Updated: August 29, 2012 1:43AM
So now the “urgent” matter of pension reform in Illinois won’t happen for at least another month to allow for a study of all school funding in the state. Republican legislative leaders are insisting on the study before they consider backing the Democrats’ controversial plan to shift teacher pension costs from the state to local school districts.
We oppose that shift because it would mean higher property tax bills for Lake County homeowners and businesses. Struggling school districts would have no realistic alternative but to raise taxes to cover pension costs. It’s a shell game to dump the pension crisis on local taxpayers when it’s lawmakers who over decades created this mess.

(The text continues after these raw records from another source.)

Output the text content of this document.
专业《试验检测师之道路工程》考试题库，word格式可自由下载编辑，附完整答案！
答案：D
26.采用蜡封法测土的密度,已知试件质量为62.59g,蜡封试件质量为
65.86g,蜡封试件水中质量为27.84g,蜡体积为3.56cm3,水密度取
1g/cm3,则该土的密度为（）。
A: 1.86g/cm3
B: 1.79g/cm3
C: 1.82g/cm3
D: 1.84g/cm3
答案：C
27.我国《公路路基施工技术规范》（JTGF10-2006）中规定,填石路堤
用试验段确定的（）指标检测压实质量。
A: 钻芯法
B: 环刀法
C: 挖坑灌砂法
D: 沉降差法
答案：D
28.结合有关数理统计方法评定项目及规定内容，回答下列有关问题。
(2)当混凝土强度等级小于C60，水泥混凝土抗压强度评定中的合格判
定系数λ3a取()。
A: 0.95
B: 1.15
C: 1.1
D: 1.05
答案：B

But with Gov. Pat Quinn, House Speaker Michael Madigan, D-Chicago, and Senate President John Cullerton, D-Chicago, pushing hard for the move, it’s likely to happen — after the Nov. 6 election.
This shifty trio contend that the current system of financing teacher pensions is unfair to Chicago property taxpayers because they pay twice — to the state for suburban/downstate teachers and to the city for Chicago teachers.

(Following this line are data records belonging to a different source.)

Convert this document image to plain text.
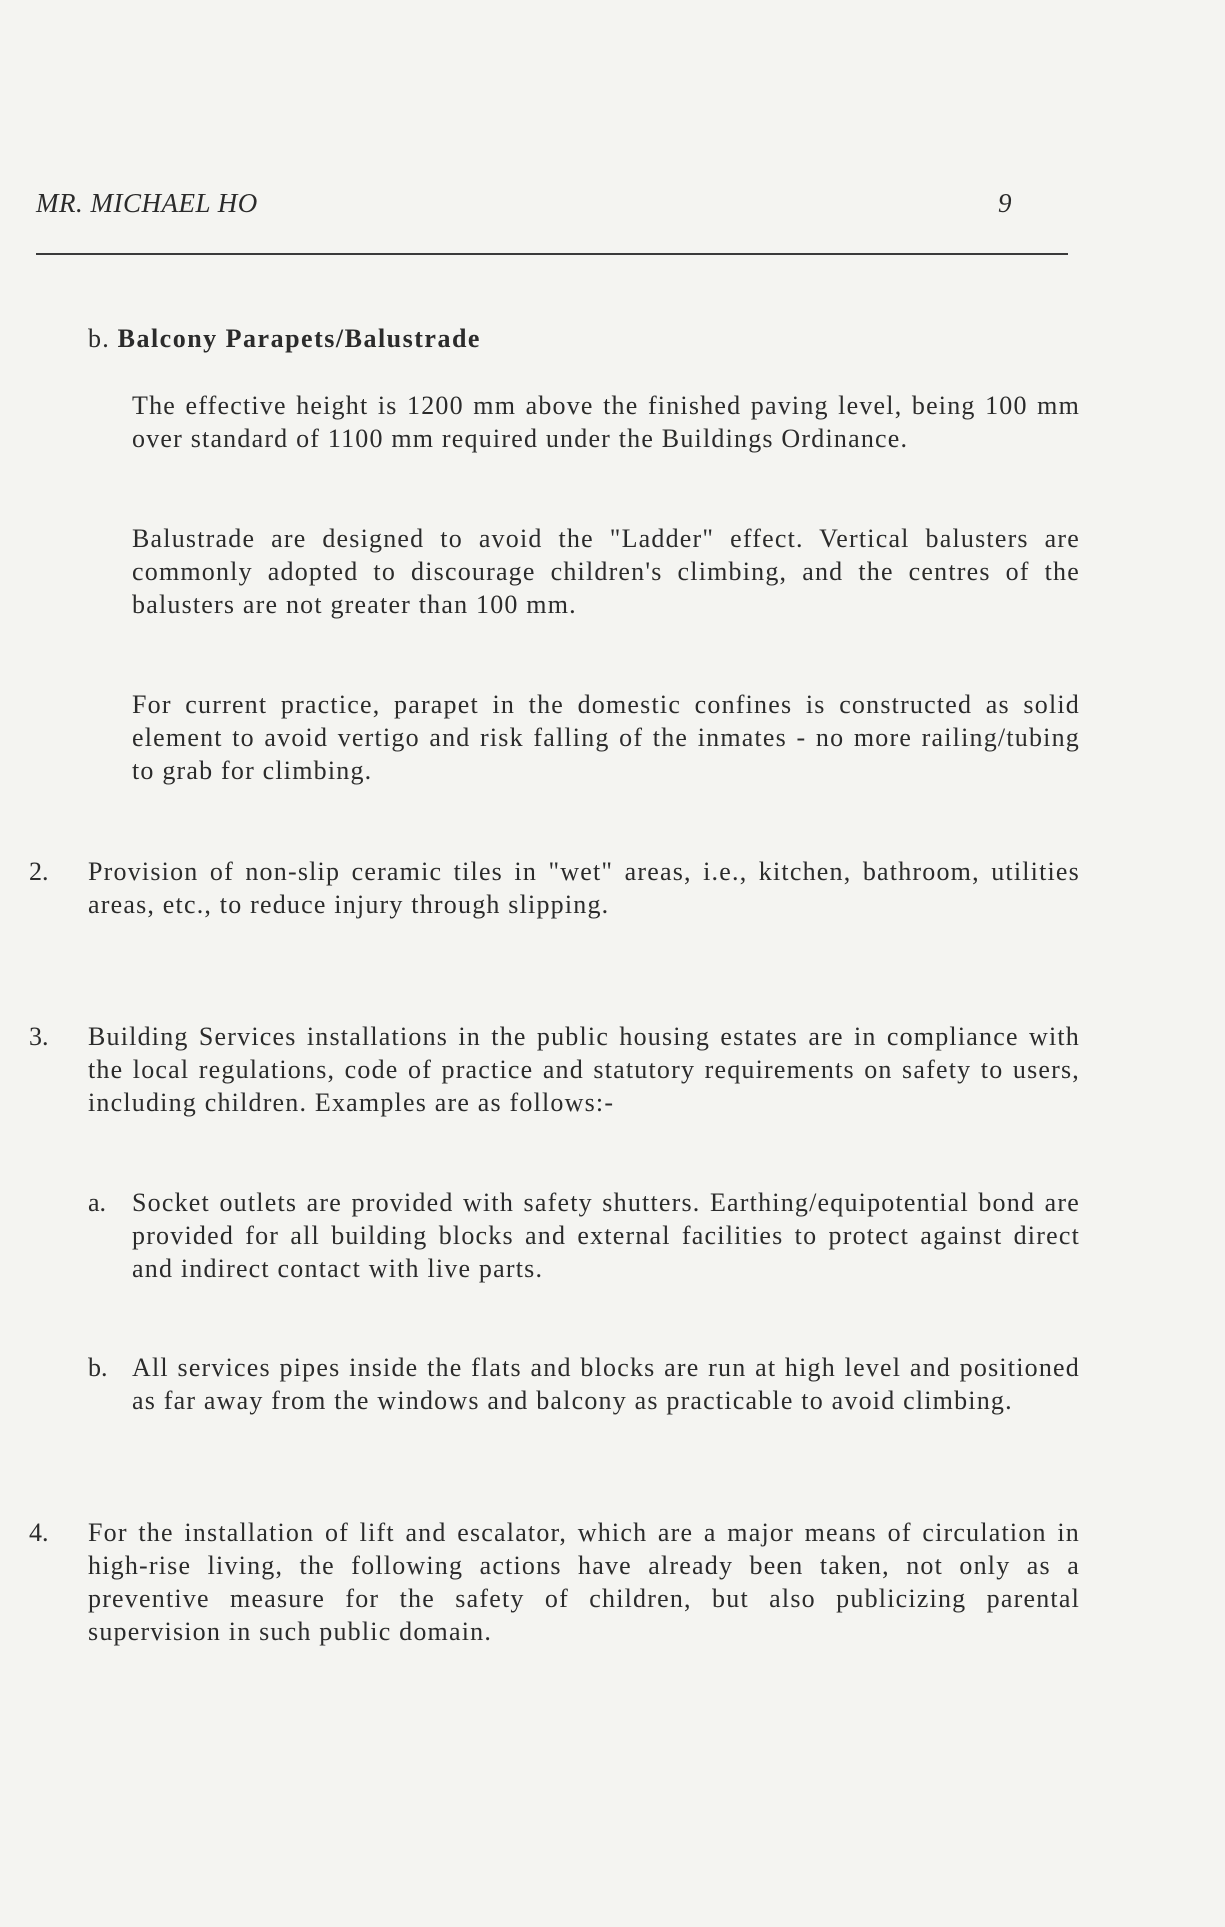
MR. MICHAEL HO	9
b. Balcony Parapets/Balustrade
The effective height is 1200 mm above the finished paving level, being 100 mm over standard of 1100 mm required under the Buildings Ordinance.
Balustrade are designed to avoid the "Ladder" effect. Vertical balusters are commonly adopted to discourage children's climbing, and the centres of the balusters are not greater than 100 mm.
For current practice, parapet in the domestic confines is constructed as solid element to avoid vertigo and risk falling of the inmates - no more railing/tubing to grab for climbing.
2. Provision of non-slip ceramic tiles in "wet" areas, i.e., kitchen, bathroom, utilities areas, etc., to reduce injury through slipping.
3. Building Services installations in the public housing estates are in compliance with the local regulations, code of practice and statutory requirements on safety to users, including children. Examples are as follows:-
a. Socket outlets are provided with safety shutters. Earthing/equipotential bond are provided for all building blocks and external facilities to protect against direct and indirect contact with live parts.
b. All services pipes inside the flats and blocks are run at high level and positioned as far away from the windows and balcony as practicable to avoid climbing.
4. For the installation of lift and escalator, which are a major means of circulation in high-rise living, the following actions have already been taken, not only as a preventive measure for the safety of children, but also publicizing parental supervision in such public domain.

Quinn says property tax bills won’t go up with the cost shift, that school districts have enough cash in reserve to absorb the new costs without jacking up their tax levy. We’re not buying it. What happens when those reserve funds run out?
As it turns out, Chicago homeowners have a much lighter property tax burden than suburbanites. Chicago’s 5.4 percent tax rate is at least half that of Lake County townships (8 to 15 percent) because of the city’s large business tax base. Chicago taxpayers now pay $164 a year more than those in the suburbs for teacher pensions. That’s not a lot when you consider how much less a Chicagoan pays in property tax for a similar home.
The Shifty Trio’s plan might be more fair to Chicagoans, but it would be crushing to many Lake County homeowners.